The demonstration of menace to the Board of Trade made by the Communists Tuesday evening last was rendered abortive by the presence of a sufficient police force to close all access to the new building by the ignorant and excited crowd which had been gathered together by Spies, Parsons, and other leaders of the so-called "International Working People's Association." The occasion, however, was one of sufficient gravity to provoke comment, and as this association officially styles itself as one of "working people" it is from this point of view that the comment should be made.

Against what was this demonstration aimed? The Board of Trade of Chicago, finding its quarters on Washington street growing too stinted for its increasing business and membership, decided to remove to a more commodious location four blocks south. A lot was found of sufficient size, which had been lying idle for many years, and which was surrounded by comparatively unproductive property because it was covered by rookeries of the shabbiest description. This lot was purchased by Chicago capitalists as the site for a new Chamber of Commerce, and in view of its erection new and capacious business blocks began to spring up all about it in the place of the shanties which stood there so long. Architects were employed to draft plans, contracts were made for materials and labor, and the result is the present magnificent structure, which represents in the cost of the land, the building, and its furnishings, as it stands today, about $1,800,000. It gave two years of labor to hundreds of men who are either members of this Communistic International Association or belong to the class whose interests it pretends to represent. Two-thirds of this money was spent in Chicago and Cook County among the working classes, and the other one-third went to railroad transportation and laborers at the East, who quarried, prepared, and shipped the stone for the outer walls. The contract with the laboring-men was faithfully observed; the wages paid were at the highest market rate, and there were no strikes or disagreements during the progress of the work.

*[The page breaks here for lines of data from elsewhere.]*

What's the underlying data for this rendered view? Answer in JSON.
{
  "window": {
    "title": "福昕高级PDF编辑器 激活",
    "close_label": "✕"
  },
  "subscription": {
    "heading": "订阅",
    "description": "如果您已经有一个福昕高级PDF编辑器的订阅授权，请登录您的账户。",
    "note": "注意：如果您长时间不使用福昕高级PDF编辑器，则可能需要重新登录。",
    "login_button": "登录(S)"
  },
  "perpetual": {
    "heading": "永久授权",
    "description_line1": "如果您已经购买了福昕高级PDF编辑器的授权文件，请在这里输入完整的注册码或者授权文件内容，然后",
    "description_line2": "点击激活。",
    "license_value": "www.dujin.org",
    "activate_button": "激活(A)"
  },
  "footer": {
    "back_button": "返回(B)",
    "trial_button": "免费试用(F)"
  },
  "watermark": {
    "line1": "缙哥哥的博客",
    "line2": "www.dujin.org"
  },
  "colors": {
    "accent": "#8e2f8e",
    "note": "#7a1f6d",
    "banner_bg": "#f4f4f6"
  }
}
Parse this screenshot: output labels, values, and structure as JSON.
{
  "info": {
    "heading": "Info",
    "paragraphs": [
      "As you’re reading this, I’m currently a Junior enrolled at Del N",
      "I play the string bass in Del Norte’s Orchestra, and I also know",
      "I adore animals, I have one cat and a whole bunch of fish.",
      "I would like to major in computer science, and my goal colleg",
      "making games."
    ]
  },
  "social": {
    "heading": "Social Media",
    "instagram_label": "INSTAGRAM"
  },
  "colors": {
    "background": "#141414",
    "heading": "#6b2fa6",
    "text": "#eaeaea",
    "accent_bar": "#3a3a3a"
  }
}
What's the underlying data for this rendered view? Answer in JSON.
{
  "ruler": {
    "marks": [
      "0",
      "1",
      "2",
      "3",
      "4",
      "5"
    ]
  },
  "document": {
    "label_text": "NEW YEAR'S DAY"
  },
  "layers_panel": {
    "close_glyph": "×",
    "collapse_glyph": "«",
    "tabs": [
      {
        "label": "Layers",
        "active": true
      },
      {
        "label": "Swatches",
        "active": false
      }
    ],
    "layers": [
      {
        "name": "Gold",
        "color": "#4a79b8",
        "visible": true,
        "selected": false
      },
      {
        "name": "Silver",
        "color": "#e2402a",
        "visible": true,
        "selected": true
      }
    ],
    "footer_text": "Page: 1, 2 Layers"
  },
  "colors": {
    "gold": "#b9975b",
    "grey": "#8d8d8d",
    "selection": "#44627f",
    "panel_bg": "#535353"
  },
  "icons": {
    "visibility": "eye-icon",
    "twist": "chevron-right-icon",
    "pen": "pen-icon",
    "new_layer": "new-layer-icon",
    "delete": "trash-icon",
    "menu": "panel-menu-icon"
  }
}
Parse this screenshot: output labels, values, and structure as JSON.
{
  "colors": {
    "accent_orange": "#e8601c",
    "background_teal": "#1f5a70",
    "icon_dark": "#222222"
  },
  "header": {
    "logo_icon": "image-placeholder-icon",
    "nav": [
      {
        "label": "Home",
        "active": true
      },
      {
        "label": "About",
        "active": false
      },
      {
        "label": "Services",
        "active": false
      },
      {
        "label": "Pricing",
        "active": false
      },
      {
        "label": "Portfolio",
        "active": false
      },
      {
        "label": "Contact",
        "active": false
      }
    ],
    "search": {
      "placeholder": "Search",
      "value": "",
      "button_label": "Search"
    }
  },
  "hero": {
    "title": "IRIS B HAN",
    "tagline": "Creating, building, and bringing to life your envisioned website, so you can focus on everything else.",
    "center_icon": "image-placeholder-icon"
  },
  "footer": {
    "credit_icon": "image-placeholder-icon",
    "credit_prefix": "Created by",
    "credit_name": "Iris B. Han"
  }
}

The capitalists who erected the building parted with at least $1,125,000 which went to laborers in Chicago and Cook County. It was not necessary for them to do this. They might have spent it, if they had been so disposed, in speculations on Wall street. It would have been practicable of course for the Board of Trade to have put up a plain brick building large enough for $200,000 or $300,000, in which they could have transacted their business, but the laboring classes of Chicago would have lost a million of dollars in wages.

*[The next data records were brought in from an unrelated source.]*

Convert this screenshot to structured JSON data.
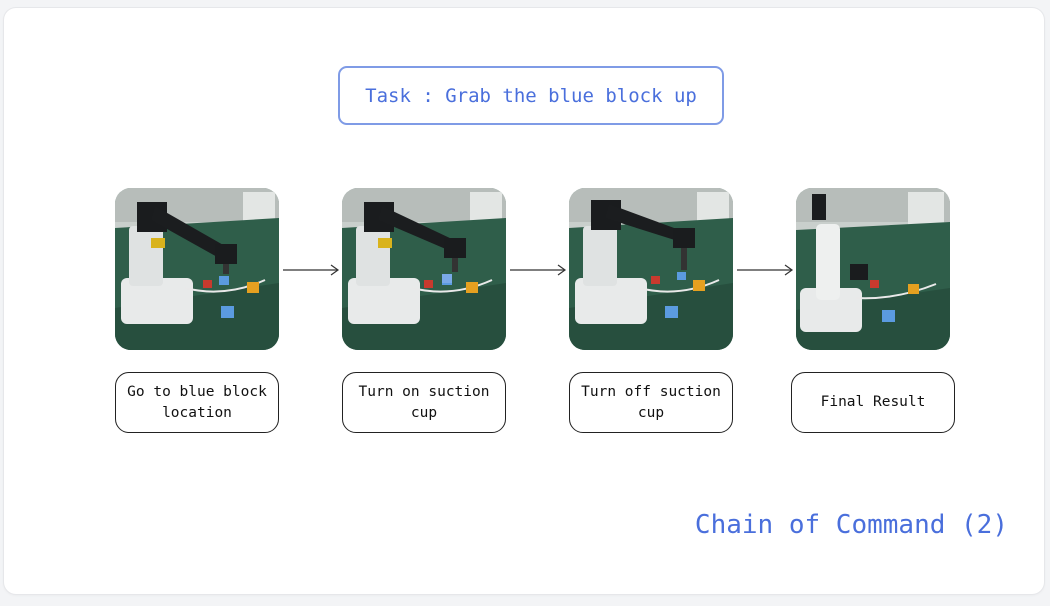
{
  "task": {
    "text": "Task : Grab the blue block up"
  },
  "steps": [
    {
      "label": "Go to blue block location",
      "photo": "robot-arm-photo"
    },
    {
      "label": "Turn on suction cup",
      "photo": "robot-arm-photo"
    },
    {
      "label": "Turn off suction cup",
      "photo": "robot-arm-photo"
    },
    {
      "label": "Final Result",
      "photo": "robot-arm-photo"
    }
  ],
  "footer": {
    "title": "Chain of Command (2)"
  },
  "colors": {
    "accent": "#4a6fdc",
    "task_border": "#7f9be6",
    "table_green": "#2e5a48",
    "block_blue": "#5b9be0",
    "block_red": "#c83a2e",
    "block_orange": "#e5a020"
  }
}
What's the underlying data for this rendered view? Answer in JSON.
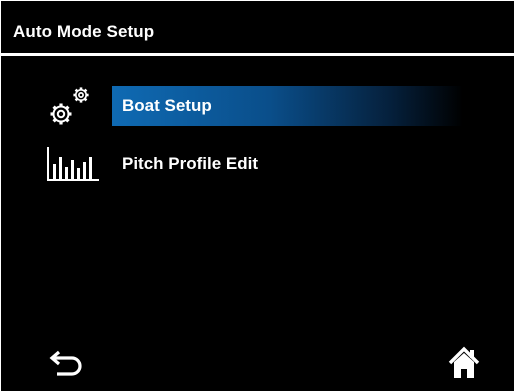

This great work has now been accomplished and this is not all. All about this splendid structure new business blocks are in process of erection and more are to follow, each representing from a quarter to a million of dollars, to be divided among workingmen. These buildings are giving and will continue to give employment for a long time to come to thousands of mechanics and laborers, as the result of the construction of the new Chamber of Commerce, against which the International Association is spitting its idiotic venom. It has made part of the city a vast hive of industry.

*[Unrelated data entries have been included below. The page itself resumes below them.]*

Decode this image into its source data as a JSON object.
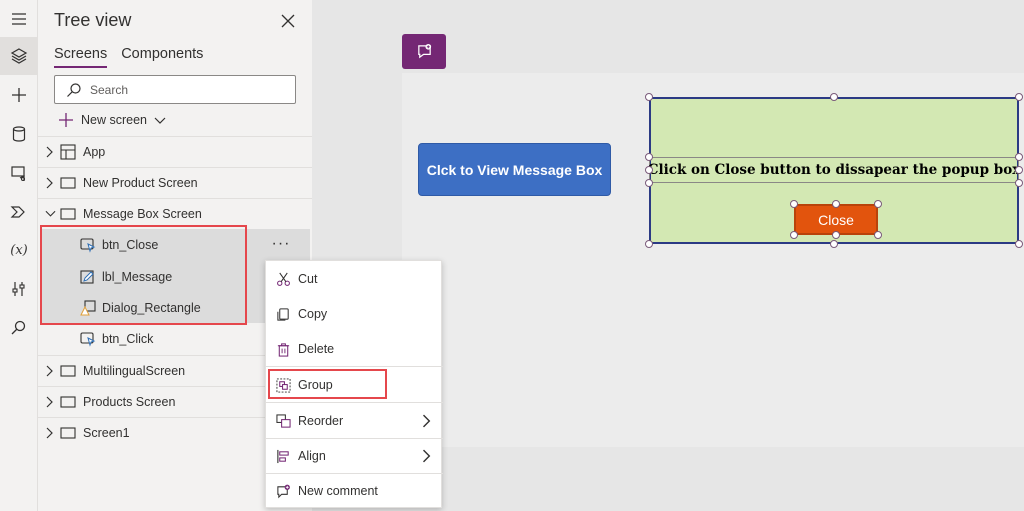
{
  "colors": {
    "accent": "#742774",
    "highlight": "#e5474c",
    "blue_button": "#3d6fc4",
    "dialog_fill": "#d3e8b3",
    "close_button": "#e2540d"
  },
  "rail": {
    "icons": [
      "hamburger-icon",
      "layers-icon",
      "plus-icon",
      "database-icon",
      "media-icon",
      "power-automate-icon",
      "variables-icon",
      "tools-icon",
      "search-icon"
    ],
    "variables_label": "(x)"
  },
  "tree": {
    "title": "Tree view",
    "tabs": [
      "Screens",
      "Components"
    ],
    "search_placeholder": "Search",
    "new_screen_label": "New screen",
    "items": [
      {
        "label": "App",
        "icon": "app-icon"
      },
      {
        "label": "New Product Screen",
        "icon": "screen-icon"
      },
      {
        "label": "Message Box Screen",
        "icon": "screen-icon"
      },
      {
        "label": "btn_Close",
        "icon": "button-icon"
      },
      {
        "label": "lbl_Message",
        "icon": "label-icon"
      },
      {
        "label": "Dialog_Rectangle",
        "icon": "shape-icon"
      },
      {
        "label": "btn_Click",
        "icon": "button-icon"
      },
      {
        "label": "MultilingualScreen",
        "icon": "screen-icon"
      },
      {
        "label": "Products Screen",
        "icon": "screen-icon"
      },
      {
        "label": "Screen1",
        "icon": "screen-icon"
      }
    ],
    "more_label": "···"
  },
  "context_menu": {
    "items": [
      {
        "label": "Cut",
        "icon": "scissors-icon"
      },
      {
        "label": "Copy",
        "icon": "copy-icon"
      },
      {
        "label": "Delete",
        "icon": "trash-icon"
      },
      {
        "label": "Group",
        "icon": "group-icon"
      },
      {
        "label": "Reorder",
        "icon": "reorder-icon"
      },
      {
        "label": "Align",
        "icon": "align-icon"
      },
      {
        "label": "New comment",
        "icon": "comment-icon"
      }
    ]
  },
  "canvas": {
    "view_button_label": "Clck to View Message Box",
    "dialog_message": "Click on Close button to dissapear the popup box",
    "close_button_label": "Close"
  }
}
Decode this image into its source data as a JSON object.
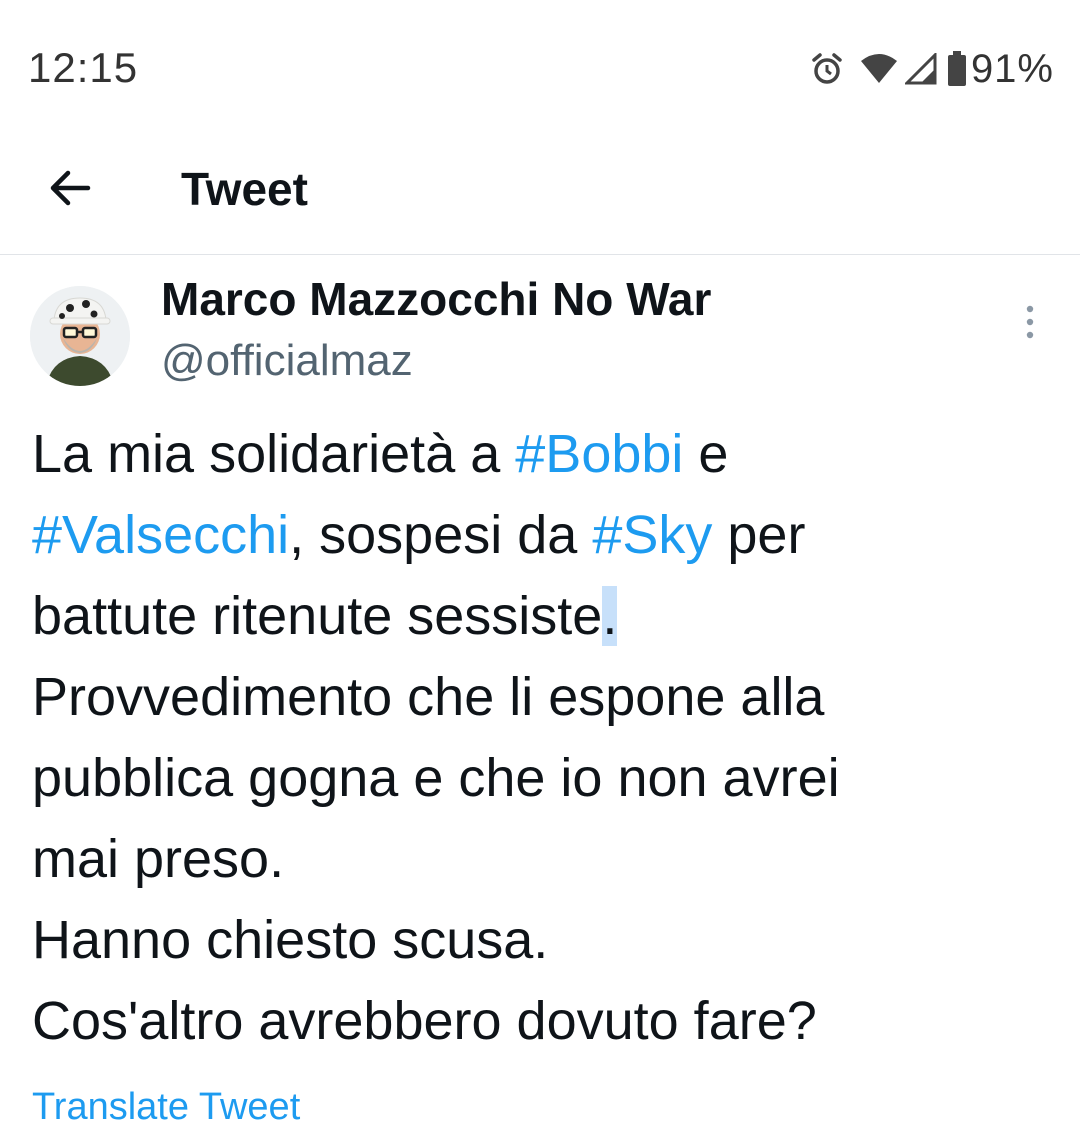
{
  "status_bar": {
    "time": "12:15",
    "battery_percent": "91%",
    "icons": [
      "alarm-icon",
      "wifi-icon",
      "signal-icon",
      "battery-icon"
    ]
  },
  "header": {
    "back_icon": "arrow-left-icon",
    "title": "Tweet"
  },
  "tweet": {
    "author": {
      "display_name": "Marco Mazzocchi No War",
      "handle": "@officialmaz"
    },
    "more_icon": "more-vertical-icon",
    "text": {
      "l1_a": "La mia solidarietà a ",
      "tag_bobbi": "#Bobbi",
      "l1_b": " e",
      "tag_valsecchi": "#Valsecchi",
      "l2_a": ", sospesi da ",
      "tag_sky": "#Sky",
      "l2_b": " per",
      "l3_a": "battute ritenute sessiste",
      "l3_sel": ".",
      "l4": "Provvedimento che li espone alla",
      "l5": "pubblica gogna e che io non avrei",
      "l6": "mai preso.",
      "l7": "Hanno chiesto scusa.",
      "l8": "Cos'altro avrebbero dovuto fare?"
    },
    "translate_label": "Translate Tweet"
  },
  "colors": {
    "link": "#1d9bf0",
    "text": "#0f1419",
    "secondary": "#536471",
    "selection": "#c7e0fa",
    "divider": "#e1e4e8"
  }
}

These workingmen demand labor. It has been given to thousands of them at their own prices. It has divided millions of dollars among them. Now, what is their return? Having contracted to do the labor and having been paid for it at its highest market value, they turn round and menace the lives and property of those who have given them the labor and wages they demanded! They parade at night with their black and red flags in the very shadow of the buildings which have furnished them full employment and menace the lives of their owners and threaten the destruction of the buildings with dynamite which they were paid to construct! What do the leaders of this unreasoning, ignorant, inconsistent association mean?